How do I find g'(x)? - May 16th 2010, 10:16 AMCaptainBlack
Put:

$\displaystyle h(x)=\int_1^{x}(t^3+2)dt$

Then:

$\displaystyle g(x)=h(x^4)$

and so by the chain rule:

$\displaystyle \frac{d}{dx}g(x)=4x^3 \left. \frac{dh}{dx}\right|_{x^4}$

where the derivative of $\displaystyle h$ is obtained by applying the fundamental theorem of calculus.
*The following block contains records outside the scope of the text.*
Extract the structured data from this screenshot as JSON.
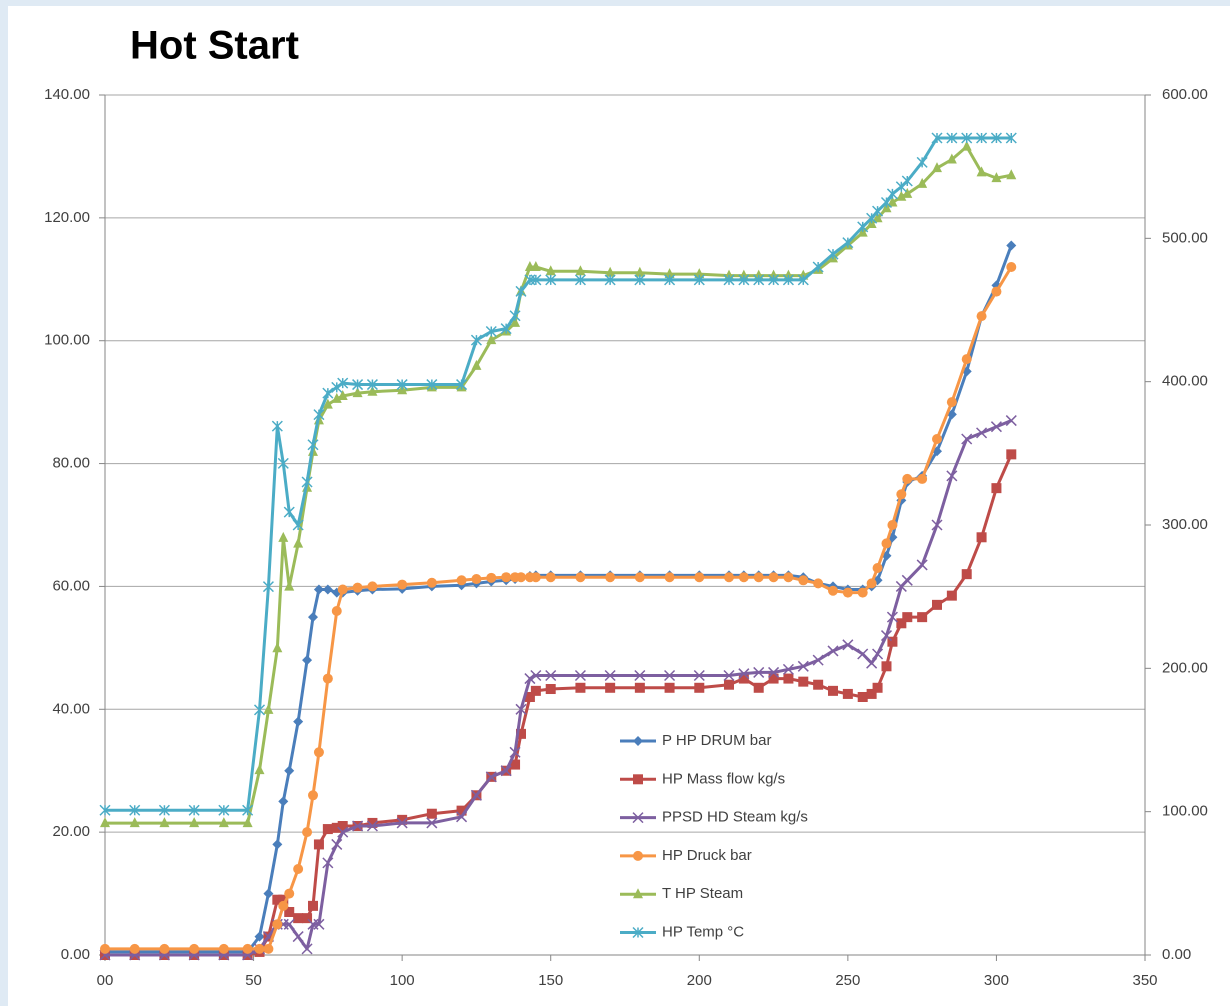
{
  "chart_data": {
    "type": "line",
    "title": "Hot Start",
    "x": [
      0,
      10,
      20,
      30,
      40,
      48,
      52,
      55,
      58,
      60,
      62,
      65,
      68,
      70,
      72,
      75,
      78,
      80,
      85,
      90,
      100,
      110,
      120,
      125,
      130,
      135,
      138,
      140,
      143,
      145,
      150,
      160,
      170,
      180,
      190,
      200,
      210,
      215,
      220,
      225,
      230,
      235,
      240,
      245,
      250,
      255,
      258,
      260,
      263,
      265,
      268,
      270,
      275,
      280,
      285,
      290,
      295,
      300,
      305
    ],
    "series": [
      {
        "name": "P HP DRUM bar",
        "color": "#4a7ebb",
        "marker": "diamond",
        "values": [
          0.5,
          0.5,
          0.5,
          0.5,
          0.5,
          0.5,
          3,
          10,
          18,
          25,
          30,
          38,
          48,
          55,
          59.5,
          59.5,
          59,
          59,
          59.3,
          59.5,
          59.6,
          60,
          60.2,
          60.5,
          60.8,
          61,
          61.2,
          61.5,
          61.7,
          61.8,
          61.8,
          61.8,
          61.8,
          61.8,
          61.8,
          61.8,
          61.8,
          61.8,
          61.8,
          61.8,
          61.8,
          61.5,
          60.5,
          60,
          59.5,
          59.5,
          60,
          61,
          65,
          68,
          74,
          77,
          78,
          82,
          88,
          95,
          104,
          109,
          115.5
        ]
      },
      {
        "name": "HP Mass flow kg/s",
        "color": "#be4b48",
        "marker": "square",
        "values": [
          0,
          0,
          0,
          0,
          0,
          0,
          0.5,
          3,
          9,
          9,
          7,
          6,
          6,
          8,
          18,
          20.5,
          20.7,
          21,
          21,
          21.5,
          22,
          23,
          23.5,
          26,
          29,
          30,
          31,
          36,
          42,
          43,
          43.3,
          43.5,
          43.5,
          43.5,
          43.5,
          43.5,
          44,
          45,
          43.5,
          45,
          45,
          44.5,
          44,
          43,
          42.5,
          42,
          42.5,
          43.5,
          47,
          51,
          54,
          55,
          55,
          57,
          58.5,
          62,
          68,
          76,
          81.5
        ]
      },
      {
        "name": "PPSD HD Steam kg/s",
        "color": "#7d5fa0",
        "marker": "x",
        "values": [
          0,
          0,
          0,
          0,
          0,
          0,
          1,
          3,
          5,
          5,
          5,
          3,
          1,
          5,
          5,
          15,
          18,
          20,
          21,
          21,
          21.5,
          21.5,
          22.5,
          26,
          29,
          30,
          33,
          40,
          45,
          45.5,
          45.5,
          45.5,
          45.5,
          45.5,
          45.5,
          45.5,
          45.5,
          45.8,
          46,
          46,
          46.5,
          47,
          48,
          49.5,
          50.5,
          49,
          47.5,
          49,
          52,
          55,
          60,
          61,
          63.5,
          70,
          78,
          84,
          85,
          86,
          87
        ]
      },
      {
        "name": "HP Druck bar",
        "color": "#f79646",
        "marker": "circle",
        "values": [
          1,
          1,
          1,
          1,
          1,
          1,
          1,
          1,
          5,
          8,
          10,
          14,
          20,
          26,
          33,
          45,
          56,
          59.5,
          59.8,
          60,
          60.3,
          60.6,
          61,
          61.2,
          61.4,
          61.5,
          61.5,
          61.5,
          61.5,
          61.5,
          61.5,
          61.5,
          61.5,
          61.5,
          61.5,
          61.5,
          61.5,
          61.5,
          61.5,
          61.5,
          61.5,
          61,
          60.5,
          59.3,
          59,
          59,
          60.5,
          63,
          67,
          70,
          75,
          77.5,
          77.5,
          84,
          90,
          97,
          104,
          108,
          112
        ]
      },
      {
        "name": "T HP Steam",
        "color": "#9bbb59",
        "marker": "triangle",
        "axis": "y2",
        "values": [
          92,
          92,
          92,
          92,
          92,
          92,
          129,
          171,
          214,
          291,
          257,
          287,
          326,
          351,
          373,
          384,
          388,
          390,
          392,
          393,
          394,
          396,
          396,
          411,
          429,
          435,
          441,
          463,
          480,
          480,
          477,
          477,
          476,
          476,
          475,
          475,
          474,
          474,
          474,
          474,
          474,
          474,
          478,
          486,
          495,
          504,
          510,
          514,
          521,
          525,
          529,
          531,
          538,
          549,
          555,
          564,
          546,
          542,
          544
        ]
      },
      {
        "name": "HP Temp °C",
        "color": "#4bacc6",
        "marker": "star",
        "axis": "y2",
        "values": [
          101,
          101,
          101,
          101,
          101,
          101,
          171,
          257,
          369,
          343,
          309,
          300,
          330,
          356,
          377,
          392,
          396,
          399,
          398,
          398,
          398,
          398,
          398,
          429,
          435,
          437,
          446,
          463,
          471,
          471,
          471,
          471,
          471,
          471,
          471,
          471,
          471,
          471,
          471,
          471,
          471,
          471,
          480,
          489,
          497,
          508,
          514,
          519,
          525,
          531,
          536,
          540,
          553,
          570,
          570,
          570,
          570,
          570,
          570
        ]
      }
    ],
    "xlim": [
      0,
      350
    ],
    "xticks": [
      {
        "value": 0,
        "label": "00"
      },
      50,
      100,
      150,
      200,
      250,
      300,
      350
    ],
    "ylim": [
      0,
      140
    ],
    "yticks": [
      {
        "value": 0,
        "label": "0.00"
      },
      {
        "value": 20,
        "label": "20.00"
      },
      {
        "value": 40,
        "label": "40.00"
      },
      {
        "value": 60,
        "label": "60.00"
      },
      {
        "value": 80,
        "label": "80.00"
      },
      {
        "value": 100,
        "label": "100.00"
      },
      {
        "value": 120,
        "label": "120.00"
      },
      {
        "value": 140,
        "label": "140.00"
      }
    ],
    "y2lim": [
      0,
      600
    ],
    "y2ticks": [
      {
        "value": 0,
        "label": "0.00"
      },
      {
        "value": 100,
        "label": "100.00"
      },
      {
        "value": 200,
        "label": "200.00"
      },
      {
        "value": 300,
        "label": "300.00"
      },
      {
        "value": 400,
        "label": "400.00"
      },
      {
        "value": 500,
        "label": "500.00"
      },
      {
        "value": 600,
        "label": "600.00"
      }
    ],
    "grid": true,
    "legend": "bottom"
  }
}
CB - May 16th 2010, 05:49 PMAlderDragon
Upon closer inspection of my past work I found another method of doing this type of problem. Substitute $\displaystyle x^4$ in for $\displaystyle t$ and multiply by the derivative of $\displaystyle x^4$, $\displaystyle 4x^3$:

$\displaystyle

g(x) = \int_1^{x^{4}}(t^3+2)dt

$

$\displaystyle

g'(x) = (x^{12} + 2)4x^3

$

Is this the correct answer? And, if so, is this a different answer than you might obtain using a different method? - May 16th 2010, 07:42 PMCaptainBlack
- May 17th 2010, 03:18 AMHallsofIvy
By the way, here is the general Leibniz formula:

$\displaystyle \frac{d}{dx}\int_{\alpha(x)}^{\beta(x)} F(x,t)dt= $$\displaystyle F(x, \beta(x))\frac{d\beta(x)}{dx}- F(x,\alpha(t))\frac{d\alpha(x)}{dx}+$$\displaystyle \int_{\alpha(x)}^{\beta(x)}$$\displaystyle \frac{\partial F(x,t)}{\partial x} dt$.

It can be proved from the fundamental theorem of calculus and using the chain rule for both the upper and lower limits.